Government Relations

UM Legislative Update Newsletter

April 14, 2006

House approves HB1865 on public higher education funding


The Missouri House of Representatives has passed HB1865, sponsored by Rep. Carl Bearden (R-St. Charles), which changes how the state funds public higher education institutions and enacts a new Access Missouri scholarship. The bill had several amendments added on the floor, and the final version passed by a 84-71 vote on Thursday, April 13, sending the bill to the upper chamber for consideration. In its perfected form, the bill includes language that encourages an increase in operating funds to the FY2002 level, the high-water mark for appropriations. At that point, the new funding mechanism kicks in and higher education institutions would not receive more than a 2.5 percent operating fund increase each year until the scholarship programs (Gallagher and Missouri College Guarantee) are funded at 75 percent (currently these programs are funded at about 25 percent). After a corresponding adjustment in operating funds at that point, the 2.5 percent cap would kick in again until the scholarships are funded at 100 percent. The funding formula then reverts to the way it is currently done. 

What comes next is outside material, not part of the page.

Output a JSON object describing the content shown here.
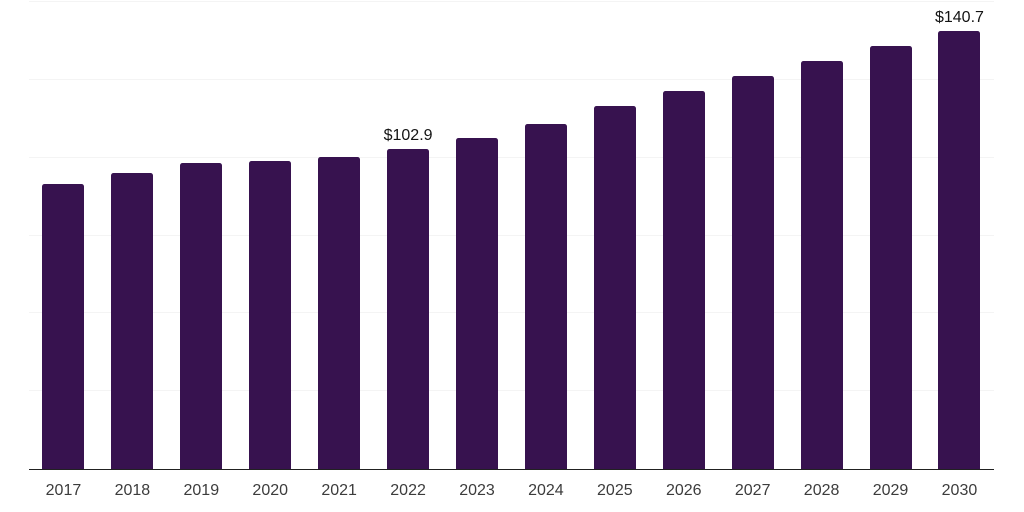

The bill also calls for the establishment of “performance measures” for future funding increases and allows for fee-for-service contracts through the Department of Higher Education for high cost or remedial programs.

The bill establishes the Access Missouri scholarship at $1,000 for the freshman year only (an earlier version of the bill ramped it up over a four-year period, but it is now fully funded the first year). Students who do not receive the A+ scholarship would be eligible for this award and could take it to public two- or four-year institutions or private colleges.

House members adopted an amendment that caps the increase in tuition or fees for four-year public institutions at the CPI. The bill also creates a Joint Committee on Higher Education and makes a number of other adjustments in scholarship requirements to make them consistent.

The Senate will take up the measure in these final weeks of session, and additional changes are expected.